With the travel writing here over the past few weeks and recent flooding in the Calgary, Alberta area the following anecdote from a trip to Canmore, Alberta few years ago surfaced, enjoy:
August 2009 Alfred and I climb aboard a twin-propeller jet plane and head north to Canada to the explore Canmore/Banff, Alberta area with weather forecasts of sunny skies and temperatures around 72 degrees. Our week long vacation is set into motion as soon as we arrive at the WorldMark Resort Canmore for right outside the doorstep the majestic Canadian Rockies thrust skyward! WOW!
After checking in and stocking up on supplies for the week from a local grocer we unpack, watch Canadian television, and roll few games of 10,000 a dice game.
Next day, exhausted from the previous days travel it is not until late afternoon that we retain enough energy to step out and venture into Canmore under the sunny skies and predicted temperature of 72 degrees Fahrenheit. Stopping in various gift shops, dollar stores, and something called Art in the Park which is a sliver of a tree lined grassy area near the Canmore United Church where locals express themselves by selling their work. It is here, while in conversation with an artist, that we are told of a half head sculpture of grey stone about six feet high that represents Ceann Mór (Scottish Gaelic) which means Big Head in reference to one’s elevated stature or height and gives the city its name.
A few photographs beside and on top of for posterity and then, instead of going back to the resort and cook we decide to hit a local eatery, Patrinos, one not on most tourists itinerary a place known for its fifty cent pool (Canadian money) tasty beer, and delicious pizza . Two hours later back in the resort the night is capped off with more Canadian television and dice games.
Banff, Canada’s first national park, is 10 minutes north and is our destination over the next two days of vacation hiking through Central Park on the emerald green Bow River, dining in local restaurants, and buying souvenirs including First Nation ceremonial masks for our collection. Riding the gondola up 7484’ Sulphur Mountain is spectacular however; the best of the mountain is the one mile Banff Skywalk
where views of the Rockies and the pristine Bow Valley take your breath away. At the end of the walk is a weather station once checked daily by an individual who hiked up the mountain and today it is automated with the outside wooden structure covered in graffiti of people who have taken this hike, we do not. At the conclusion of the our stay a few games of dice are rolled over lunch in the enclosed observation deck then back down the mountain to the historic Banff Upper Hot Springs where our tired bodies relax in the 100 plus degree spring water, aaaahhhh.
A one-hour drive north from the resort, along the Canadian Rockies on Trans-Canadian Highway 1, to Lake Louise was a last minute add-on to the tour but we are glad to have taken the time to visit. It is assumed that this is just another mountain lake but were we pleasantly disappointed as our jaws drop in awe when, just a short walk from the parking lot of the Fairmont Chateau Lake Louise, two miles of shimmering emerald water nestled amongst the Rockies and the Victoria Glacier stretch out before us.

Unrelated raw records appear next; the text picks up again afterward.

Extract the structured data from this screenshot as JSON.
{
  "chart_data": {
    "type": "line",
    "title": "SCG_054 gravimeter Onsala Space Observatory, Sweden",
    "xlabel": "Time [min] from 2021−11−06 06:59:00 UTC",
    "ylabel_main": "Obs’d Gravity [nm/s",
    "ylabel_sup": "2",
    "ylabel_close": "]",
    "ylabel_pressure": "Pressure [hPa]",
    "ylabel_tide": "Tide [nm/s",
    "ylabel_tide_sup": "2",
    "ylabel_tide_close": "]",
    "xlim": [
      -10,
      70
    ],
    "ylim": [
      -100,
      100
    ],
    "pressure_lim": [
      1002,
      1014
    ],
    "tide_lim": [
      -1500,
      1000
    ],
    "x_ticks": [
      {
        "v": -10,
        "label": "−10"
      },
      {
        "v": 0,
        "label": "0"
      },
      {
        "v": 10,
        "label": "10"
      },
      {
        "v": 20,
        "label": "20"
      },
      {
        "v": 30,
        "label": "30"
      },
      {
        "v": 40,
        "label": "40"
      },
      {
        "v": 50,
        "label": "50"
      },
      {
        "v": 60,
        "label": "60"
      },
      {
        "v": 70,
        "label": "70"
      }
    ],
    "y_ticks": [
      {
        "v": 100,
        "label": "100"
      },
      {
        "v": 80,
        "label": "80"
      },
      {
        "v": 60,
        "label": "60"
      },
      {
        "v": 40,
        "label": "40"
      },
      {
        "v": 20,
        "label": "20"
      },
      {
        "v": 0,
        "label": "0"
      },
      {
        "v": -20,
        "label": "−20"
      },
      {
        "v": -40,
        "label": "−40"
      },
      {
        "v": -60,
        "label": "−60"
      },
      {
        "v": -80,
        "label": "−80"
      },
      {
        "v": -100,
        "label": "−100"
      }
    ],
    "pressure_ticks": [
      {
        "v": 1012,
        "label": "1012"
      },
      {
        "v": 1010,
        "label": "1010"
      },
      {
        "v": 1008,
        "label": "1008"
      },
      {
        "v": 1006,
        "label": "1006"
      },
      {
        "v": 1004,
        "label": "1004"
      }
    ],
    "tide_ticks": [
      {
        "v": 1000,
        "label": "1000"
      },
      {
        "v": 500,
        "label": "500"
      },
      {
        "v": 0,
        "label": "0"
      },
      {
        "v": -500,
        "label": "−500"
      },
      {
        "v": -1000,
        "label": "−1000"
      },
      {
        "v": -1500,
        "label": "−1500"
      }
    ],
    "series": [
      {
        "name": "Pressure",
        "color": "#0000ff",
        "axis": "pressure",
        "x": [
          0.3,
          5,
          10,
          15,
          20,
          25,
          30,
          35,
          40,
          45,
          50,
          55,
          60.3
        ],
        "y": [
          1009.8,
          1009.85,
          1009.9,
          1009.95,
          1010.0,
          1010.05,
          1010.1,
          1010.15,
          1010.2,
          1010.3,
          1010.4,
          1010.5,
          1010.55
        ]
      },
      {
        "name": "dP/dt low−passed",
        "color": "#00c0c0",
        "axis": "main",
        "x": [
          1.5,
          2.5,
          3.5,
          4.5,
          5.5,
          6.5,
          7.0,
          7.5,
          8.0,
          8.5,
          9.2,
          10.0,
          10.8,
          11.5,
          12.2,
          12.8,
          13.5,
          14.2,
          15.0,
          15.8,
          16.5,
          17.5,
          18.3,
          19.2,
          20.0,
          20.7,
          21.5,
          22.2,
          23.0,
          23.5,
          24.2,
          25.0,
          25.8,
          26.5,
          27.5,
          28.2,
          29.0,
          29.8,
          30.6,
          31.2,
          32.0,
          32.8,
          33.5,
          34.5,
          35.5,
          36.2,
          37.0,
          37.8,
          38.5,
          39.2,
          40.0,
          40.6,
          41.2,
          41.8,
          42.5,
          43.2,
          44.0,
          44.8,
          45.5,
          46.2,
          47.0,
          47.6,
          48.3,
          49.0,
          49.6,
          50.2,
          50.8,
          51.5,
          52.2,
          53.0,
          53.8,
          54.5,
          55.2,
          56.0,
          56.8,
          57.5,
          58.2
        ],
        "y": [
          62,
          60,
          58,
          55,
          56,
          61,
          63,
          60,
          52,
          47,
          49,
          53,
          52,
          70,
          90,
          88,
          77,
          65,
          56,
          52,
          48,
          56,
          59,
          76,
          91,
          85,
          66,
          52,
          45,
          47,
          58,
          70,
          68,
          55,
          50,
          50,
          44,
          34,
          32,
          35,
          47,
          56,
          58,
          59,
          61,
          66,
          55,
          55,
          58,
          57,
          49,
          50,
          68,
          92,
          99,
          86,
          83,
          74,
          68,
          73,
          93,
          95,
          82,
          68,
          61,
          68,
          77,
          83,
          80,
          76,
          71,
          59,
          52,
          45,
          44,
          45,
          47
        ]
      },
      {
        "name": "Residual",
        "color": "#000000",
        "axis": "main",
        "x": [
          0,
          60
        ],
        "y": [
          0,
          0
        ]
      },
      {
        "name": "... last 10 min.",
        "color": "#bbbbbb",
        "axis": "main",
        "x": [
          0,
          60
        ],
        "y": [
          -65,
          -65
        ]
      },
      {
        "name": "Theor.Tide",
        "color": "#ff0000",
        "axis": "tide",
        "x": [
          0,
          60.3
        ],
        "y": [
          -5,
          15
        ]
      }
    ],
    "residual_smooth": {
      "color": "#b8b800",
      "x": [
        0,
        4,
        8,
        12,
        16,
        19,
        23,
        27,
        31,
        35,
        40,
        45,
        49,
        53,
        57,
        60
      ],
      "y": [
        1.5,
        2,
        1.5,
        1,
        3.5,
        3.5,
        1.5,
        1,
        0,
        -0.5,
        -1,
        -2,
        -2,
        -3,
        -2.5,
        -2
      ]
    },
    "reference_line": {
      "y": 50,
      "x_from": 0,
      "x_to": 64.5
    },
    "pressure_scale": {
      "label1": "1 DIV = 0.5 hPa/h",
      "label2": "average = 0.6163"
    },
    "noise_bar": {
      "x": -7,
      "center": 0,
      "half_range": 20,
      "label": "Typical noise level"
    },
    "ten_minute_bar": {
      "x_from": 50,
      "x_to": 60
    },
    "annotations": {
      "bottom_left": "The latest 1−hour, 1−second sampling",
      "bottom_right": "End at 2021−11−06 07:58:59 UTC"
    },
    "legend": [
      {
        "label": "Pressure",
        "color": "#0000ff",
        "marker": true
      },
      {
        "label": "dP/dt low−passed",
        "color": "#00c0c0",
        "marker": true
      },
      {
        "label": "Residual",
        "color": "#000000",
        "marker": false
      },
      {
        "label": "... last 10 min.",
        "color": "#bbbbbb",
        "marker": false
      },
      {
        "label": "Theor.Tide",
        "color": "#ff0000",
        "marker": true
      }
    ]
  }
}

Immediately my photographer mind takes over and starts snapping pictures of the vista and I force myself to stop and take in this beauty with the naked eye. Soon, a light rain forces us into the chateau where gourmet pizza, pool, and local beer enhance the experience as does a stroll about the chateau’s interior amongst multi-cultural tourists bestowing a touch of Alpine living! On the way home diner was at the Rose and Crown restaurant in Banff and, adding to the European sensation, a group of German tourists robustly speaking their native tongue.
Our vacation ended where in began, in Canmore checking out some of the many footpaths throughout town along the Bow River and on the day of departure one last early morning stroll east of town along Benchlands Terrace overlooking Canmore where Alfred and I stood, dressed warm to beat back the early morning chill. Forming a backdrop to a city once known for coal production but now an outdoor enthusiast’s paradise Mount Lawrence Grassi and Ha Ling Peaks of the Canadian Rockies seem to scrape the bottom of clouds moving in as if a curtain drop at the end of a play. Warming sunlight momentarily appears through holes in cumulous clouds as if punctured by the mountain peaks; Al snaps a final picture of me drinking this in and capping a week of adventure and discovery.